Yesterday the Federal Reserve lowered interest rates by 0.25%, the first cut in 11 years. The Fed did so with “official” unemployment numbers near all-time lows and the stock market at all-time highs.
At a press conference yesterday, Fed Chair Jerome Powell offered a confusing message. He claimed that this does not signal the start of a series of rate cuts. Contradictorily, he also said the Fed would cut more if required.
Tellingly, the Fed halted the program known as quantitative tightening after just 10 months. This was originally expected to happen in September. The fact that it happened sooner is a worrying sign.
I have long believed that the Fed has given up on its dreams of “normalizing” interest rates and the economy. When it started this insane experiment of zero percent interest rates and quantitative easing (money printing), it assured us ending it would be easy. Many of us didn’t believe the Fed then, and now I think it’s clear it can’t do it.
If the Fed didn’t know then, it now knows that this economy can’t handle normal, healthy interest rates. It is completely addicted to low rates and easy money. The historical average of around 5% interest rates would completely crush these markets. There’s too much debt. Too much leverage in the system.
The reversal highlights how fast central banks have been forced to again embrace lower interest rates and swollen balance sheets as the world economy slows amid the U.S.-China trade war. Investors and economists may question how effective quantitative easing will be given its failure to ignite powerful recoveries from the last recession.

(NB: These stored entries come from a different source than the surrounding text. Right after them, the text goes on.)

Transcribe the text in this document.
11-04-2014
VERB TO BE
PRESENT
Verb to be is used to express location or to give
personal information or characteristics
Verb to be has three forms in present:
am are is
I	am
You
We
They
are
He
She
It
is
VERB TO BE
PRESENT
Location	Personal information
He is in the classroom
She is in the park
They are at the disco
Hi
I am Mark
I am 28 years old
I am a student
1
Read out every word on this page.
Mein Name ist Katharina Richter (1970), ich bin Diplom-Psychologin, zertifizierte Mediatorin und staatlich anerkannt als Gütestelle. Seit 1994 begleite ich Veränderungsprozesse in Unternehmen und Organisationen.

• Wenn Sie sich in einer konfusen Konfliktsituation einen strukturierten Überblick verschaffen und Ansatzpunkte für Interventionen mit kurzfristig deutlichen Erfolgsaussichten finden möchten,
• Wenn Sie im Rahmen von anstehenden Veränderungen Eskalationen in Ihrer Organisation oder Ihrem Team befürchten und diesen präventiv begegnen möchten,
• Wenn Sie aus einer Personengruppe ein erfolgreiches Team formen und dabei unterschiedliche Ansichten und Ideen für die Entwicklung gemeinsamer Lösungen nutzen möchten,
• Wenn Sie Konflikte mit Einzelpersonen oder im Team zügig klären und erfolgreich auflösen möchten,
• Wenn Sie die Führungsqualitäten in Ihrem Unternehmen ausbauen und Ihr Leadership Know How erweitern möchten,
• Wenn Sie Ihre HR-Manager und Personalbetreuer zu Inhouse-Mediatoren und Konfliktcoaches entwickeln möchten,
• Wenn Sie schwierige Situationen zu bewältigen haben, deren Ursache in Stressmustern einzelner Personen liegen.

And President Trump certainly wasn’t happy with the small size of the cut or the tone Powell struck. He tweeted the following on Wednesday:
What the Market wanted to hear from Jay Powell and the Federal Reserve was that this was the beginning of a lengthy and aggressive rate-cutting cycle which would keep pace with China, The European Union and other countries around the world…
As usual, Powell let us down, but at least he is ending quantitative tightening, which shouldn’t have started in the first place – no inflation. We are winning anyway, but I am certainly not getting much help from the Federal Reserve!

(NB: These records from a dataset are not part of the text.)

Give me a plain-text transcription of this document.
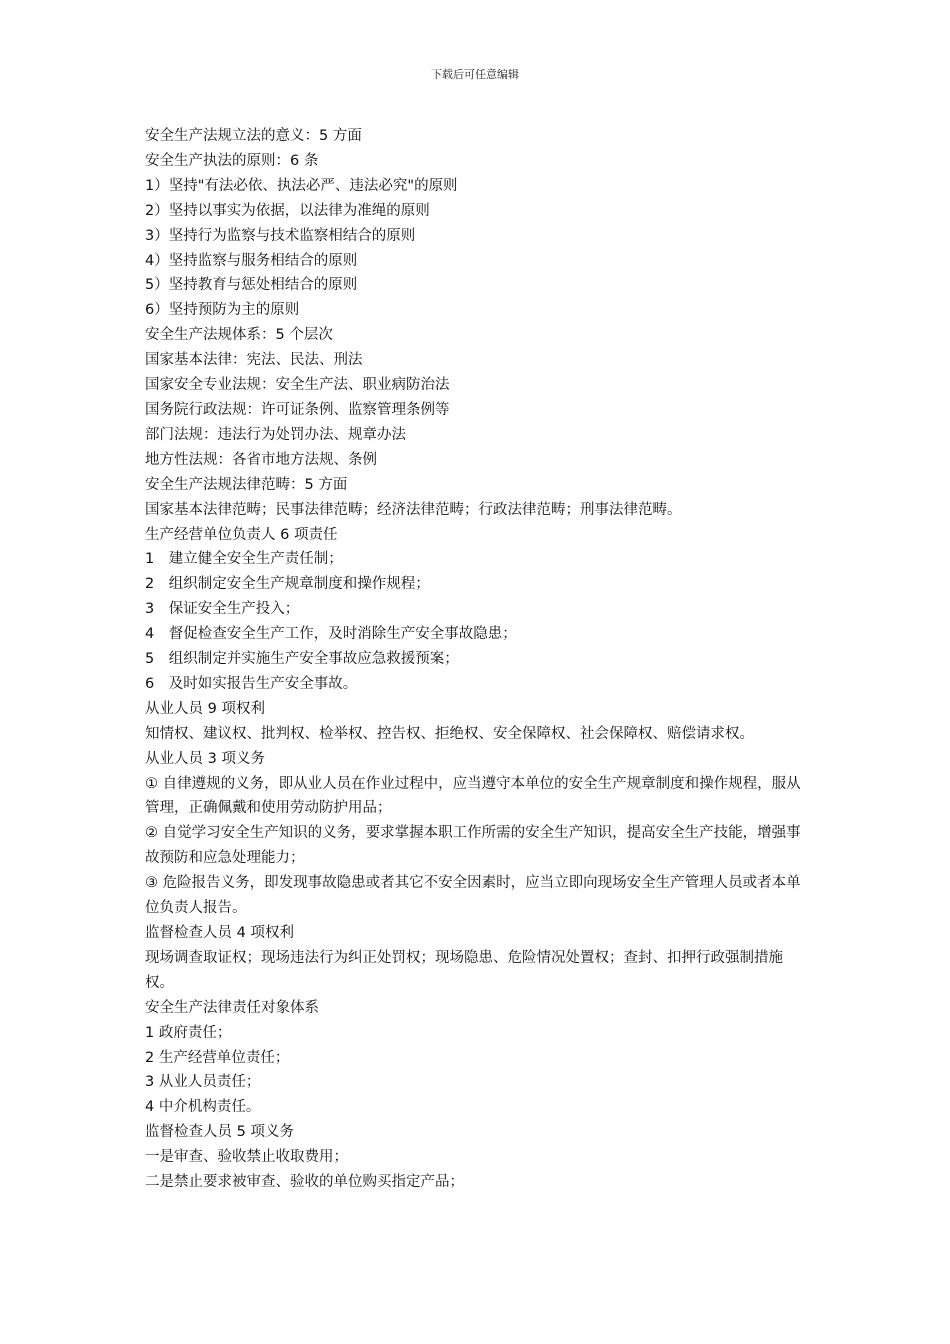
下载后可任意编辑
安全生产法规立法的意义：5 方面
安全生产执法的原则：6 条
1）坚持"有法必依、执法必严、违法必究"的原则
2）坚持以事实为依据，以法律为准绳的原则
3）坚持行为监察与技术监察相结合的原则
4）坚持监察与服务相结合的原则
5）坚持教育与惩处相结合的原则
6）坚持预防为主的原则
安全生产法规体系：5 个层次
国家基本法律：宪法、民法、刑法
国家安全专业法规：安全生产法、职业病防治法
国务院行政法规：许可证条例、监察管理条例等
部门法规：违法行为处罚办法、规章办法
地方性法规：各省市地方法规、条例
安全生产法规法律范畴：5 方面
国家基本法律范畴；民事法律范畴；经济法律范畴；行政法律范畴；刑事法律范畴。
生产经营单位负责人 6 项责任
1　建立健全安全生产责任制；
2　组织制定安全生产规章制度和操作规程；
3　保证安全生产投入；
4　督促检查安全生产工作，及时消除生产安全事故隐患；
5　组织制定并实施生产安全事故应急救援预案；
6　及时如实报告生产安全事故。
从业人员 9 项权利
知情权、建议权、批判权、检举权、控告权、拒绝权、安全保障权、社会保障权、赔偿请求权。
从业人员 3 项义务
① 自律遵规的义务，即从业人员在作业过程中，应当遵守本单位的安全生产规章制度和操作规程，服从管理，正确佩戴和使用劳动防护用品；
② 自觉学习安全生产知识的义务，要求掌握本职工作所需的安全生产知识，提高安全生产技能，增强事故预防和应急处理能力；
③ 危险报告义务，即发现事故隐患或者其它不安全因素时，应当立即向现场安全生产管理人员或者本单位负责人报告。
监督检查人员 4 项权利
现场调查取证权；现场违法行为纠正处罚权；现场隐患、危险情况处置权；查封、扣押行政强制措施权。
安全生产法律责任对象体系
1 政府责任；
2 生产经营单位责任；
3 从业人员责任；
4 中介机构责任。
监督检查人员 5 项义务
一是审查、验收禁止收取费用；
二是禁止要求被审查、验收的单位购买指定产品；
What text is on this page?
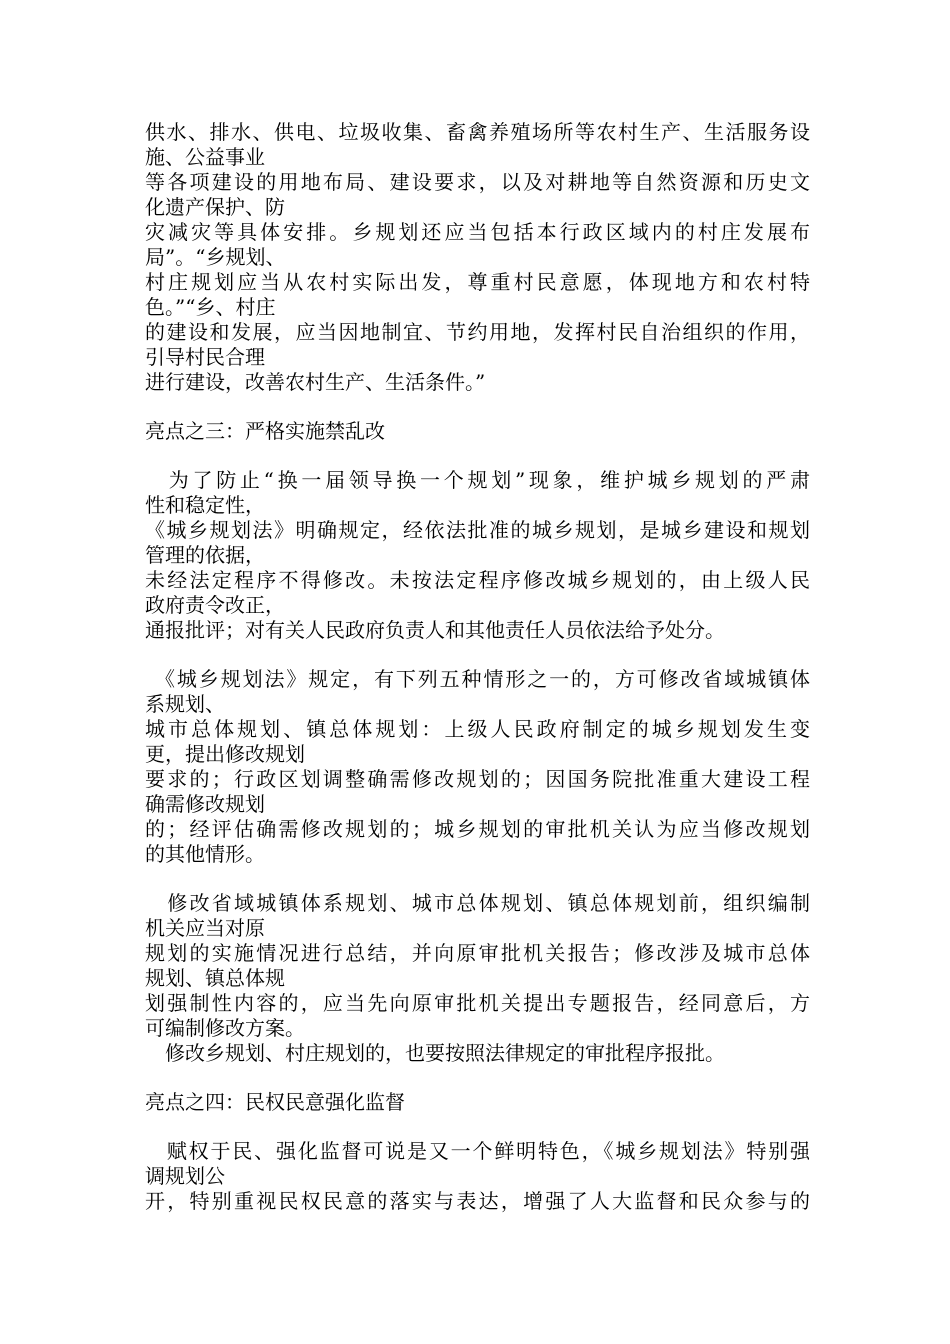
供水、排水、供电、垃圾收集、畜禽养殖场所等农村生产、生活服务设
施、公益事业
等各项建设的用地布局、建设要求，以及对耕地等自然资源和历史文
化遗产保护、防
灾减灾等具体安排。乡规划还应当包括本行政区域内的村庄发展布
局”。“乡规划、
村庄规划应当从农村实际出发，尊重村民意愿，体现地方和农村特
色。”“乡、村庄
的建设和发展，应当因地制宜、节约用地，发挥村民自治组织的作用，
引导村民合理
进行建设，改善农村生产、生活条件。”
亮点之三：严格实施禁乱改
　为了防止“换一届领导换一个规划”现象，维护城乡规划的严肃
性和稳定性，
《城乡规划法》明确规定，经依法批准的城乡规划，是城乡建设和规划
管理的依据，
未经法定程序不得修改。未按法定程序修改城乡规划的，由上级人民
政府责令改正，
通报批评；对有关人民政府负责人和其他责任人员依法给予处分。
《城乡规划法》规定，有下列五种情形之一的，方可修改省域城镇体
系规划、
城市总体规划、镇总体规划：上级人民政府制定的城乡规划发生变
更，提出修改规划
要求的；行政区划调整确需修改规划的；因国务院批准重大建设工程
确需修改规划
的；经评估确需修改规划的；城乡规划的审批机关认为应当修改规划
的其他情形。
　修改省域城镇体系规划、城市总体规划、镇总体规划前，组织编制
机关应当对原
规划的实施情况进行总结，并向原审批机关报告；修改涉及城市总体
规划、镇总体规
划强制性内容的，应当先向原审批机关提出专题报告，经同意后，方
可编制修改方案。
　修改乡规划、村庄规划的，也要按照法律规定的审批程序报批。
亮点之四：民权民意强化监督
　赋权于民、强化监督可说是又一个鲜明特色，《城乡规划法》特别强
调规划公
开，特别重视民权民意的落实与表达，增强了人大监督和民众参与的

Trump is eager to blame the Fed for any drop in stock prices. The Fed is eager to protect its independence (or its own agenda).
I continue to believe the most likely outcome is that U.S. interest rates will go down, and likely eventually go negative.
Investment Game Plan
My investment game plan for today’s scenario remains unchanged. As a hedge against inevitable financial chaos, I continue to hold cryptocurrency. And I believe bitcoin is the best bet in the near future. If you don’t own any yet, or are looking to add, I think now is a fine time to buy, while the price is around $10,000. I see bitcoin headed much higher over the next year and beyond. Just please remember to buy only what you can afford to lose because there are rising governmental risks to crypto (which have been inevitable).

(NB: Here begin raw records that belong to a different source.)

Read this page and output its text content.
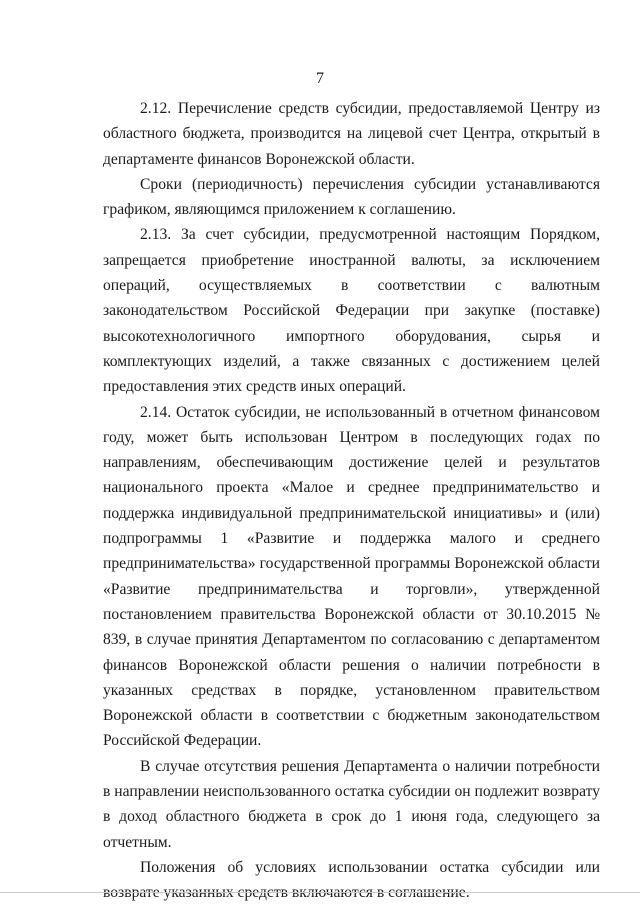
7

2.12. Перечисление средств субсидии, предоставляемой Центру из областного бюджета, производится на лицевой счет Центра, открытый в департаменте финансов Воронежской области.

Сроки (периодичность) перечисления субсидии устанавливаются графиком, являющимся приложением к соглашению.

2.13. За счет субсидии, предусмотренной настоящим Порядком, запрещается приобретение иностранной валюты, за исключением операций, осуществляемых в соответствии с валютным законодательством Российской Федерации при закупке (поставке) высокотехнологичного импортного оборудования, сырья и комплектующих изделий, а также связанных с достижением целей предоставления этих средств иных операций.

2.14. Остаток субсидии, не использованный в отчетном финансовом году, может быть использован Центром в последующих годах по направлениям, обеспечивающим достижение целей и результатов национального проекта «Малое и среднее предпринимательство и поддержка индивидуальной предпринимательской инициативы» и (или) подпрограммы 1 «Развитие и поддержка малого и среднего предпринимательства» государственной программы Воронежской области «Развитие предпринимательства и торговли», утвержденной постановлением правительства Воронежской области от 30.10.2015 № 839, в случае принятия Департаментом по согласованию с департаментом финансов Воронежской области решения о наличии потребности в указанных средствах в порядке, установленном правительством Воронежской области в соответствии с бюджетным законодательством Российской Федерации.

В случае отсутствия решения Департамента о наличии потребности в направлении неиспользованного остатка субсидии он подлежит возврату в доход областного бюджета в срок до 1 июня года, следующего за отчетным.

Положения об условиях использовании остатка субсидии или возврате указанных средств включаются в соглашение.
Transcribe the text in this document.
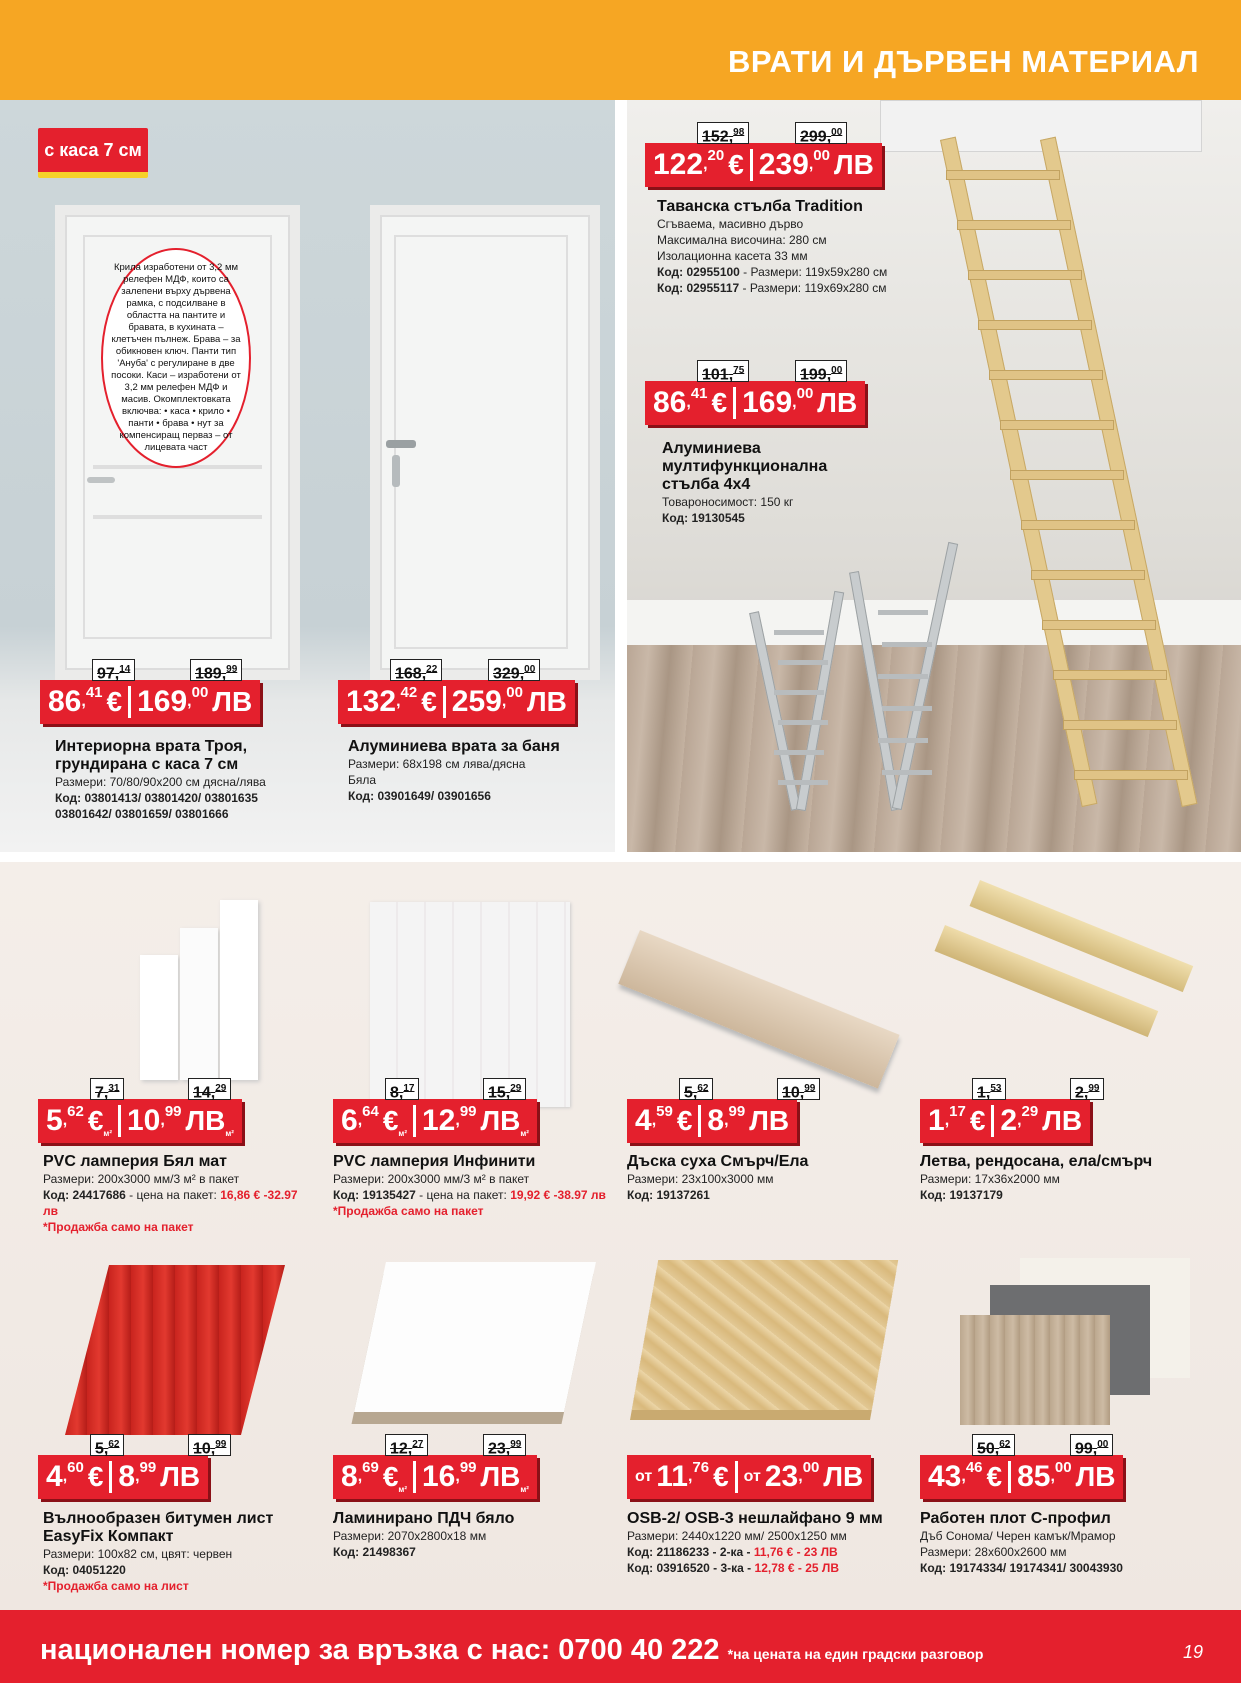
ВРАТИ И ДЪРВЕН МАТЕРИАЛ
с каса 7 см
Крила изработени от 3,2 мм релефен МДФ, които са залепени върху дървена рамка, с подсилване в областта на пантите и бравата, в кухината – клетъчен пълнеж. Брава – за обикновен ключ. Панти тип 'Ануба' с регулиране в две посоки. Каси – изработени от 3,2 мм релефен МДФ и масив. Окомплектовката включва: • каса • крило • панти • брава • нут за компенсиращ перваз – от лицевата част
97,14	189,99
86 ,
41 € 169 ,
00 ЛВ
168,22	329,00
132 ,
42 € 259 ,
00 ЛВ
152,98	299,00
122 ,
20 € 239 ,
00 ЛВ
101,75	199,00
86 ,
41 € 169 ,
00 ЛВ
7,31	14,29
5 ,
62 € м² 10 ,
99 ЛВ м²
8,17	15,29
6 ,
64 € м² 12 ,
99 ЛВ м²
5,62	10,99
4 ,
59 € 8 ,
99 ЛВ
1,53	2,99
1 ,
17 € 2 ,
29 ЛВ
5,62	10,99
4 ,
60 € 8 ,
99 ЛВ
12,27	23,99
8 ,
69 € м² 16 ,
99 ЛВ м²
от 11 ,
76 € от 23 ,
00 ЛВ
50,62	99,00
43 ,
46 € 85 ,
00 ЛВ
Интериорна врата Троя, грундирана с каса 7 см
Размери: 70/80/90x200 см дясна/лява
Код: 03801413/ 03801420/ 03801635 03801642/ 03801659/ 03801666
Алуминиева врата за баня
Размери: 68x198 см лява/дясна
Бяла
Код: 03901649/ 03901656
Таванска стълба Tradition
Сгъваема, масивно дърво
Максимална височина: 280 см
Изолационна касета 33 мм
Код: 02955100 - Размери: 119x59x280 см
Код: 02955117 - Размери: 119x69x280 см
Алуминиева мултифункционална стълба 4x4
Товароносимост: 150 кг
Код: 19130545
PVC ламперия Бял мат
Размери: 200x3000 мм/3 м² в пакет
Код: 24417686 - цена на пакет: 16,86 € -32.97 лв
*Продажба само на пакет
PVC ламперия Инфинити
Размери: 200x3000 мм/3 м² в пакет
Код: 19135427 - цена на пакет: 19,92 € -38.97 лв
*Продажба само на пакет
Дъска суха Смърч/Ела
Размери: 23x100x3000 мм
Код: 19137261
Летва, рендосана, ела/смърч
Размери: 17x36x2000 мм
Код: 19137179
Вълнообразен битумен лист EasyFix Компакт
Размери: 100x82 см, цвят: червен
Код: 04051220
*Продажба само на лист
Ламинирано ПДЧ бяло
Размери: 2070x2800x18 мм
Код: 21498367
OSB-2/ OSB-3 нешлайфано 9 мм
Размери: 2440x1220 мм/ 2500x1250 мм
Код: 21186233 - 2-ка - 11,76 € - 23 ЛВ
Код: 03916520 - 3-ка - 12,78 € - 25 ЛВ
Работен плот С-профил
Дъб Сонома/ Черен камък/Мрамор
Размери: 28x600x2600 мм
Код: 19174334/ 19174341/ 30043930
национален номер за връзка с нас: 0700 40 222 *на цената на един градски разговор	19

Gold and silver also look great to me here. I have added to both positions recently.
In stocks, I am heavily skewed toward cheap emerging markets and cannabis. On the cannabis front, we will be delivering new picks to you soon.
I continue to invest aggressively in disruptive U.S. startups and avoid most U.S. stocks.
It’s a crazy world out there. And I believe it requires a nontraditional investment plan. We’ll do our best to help guide members through these interesting financial times.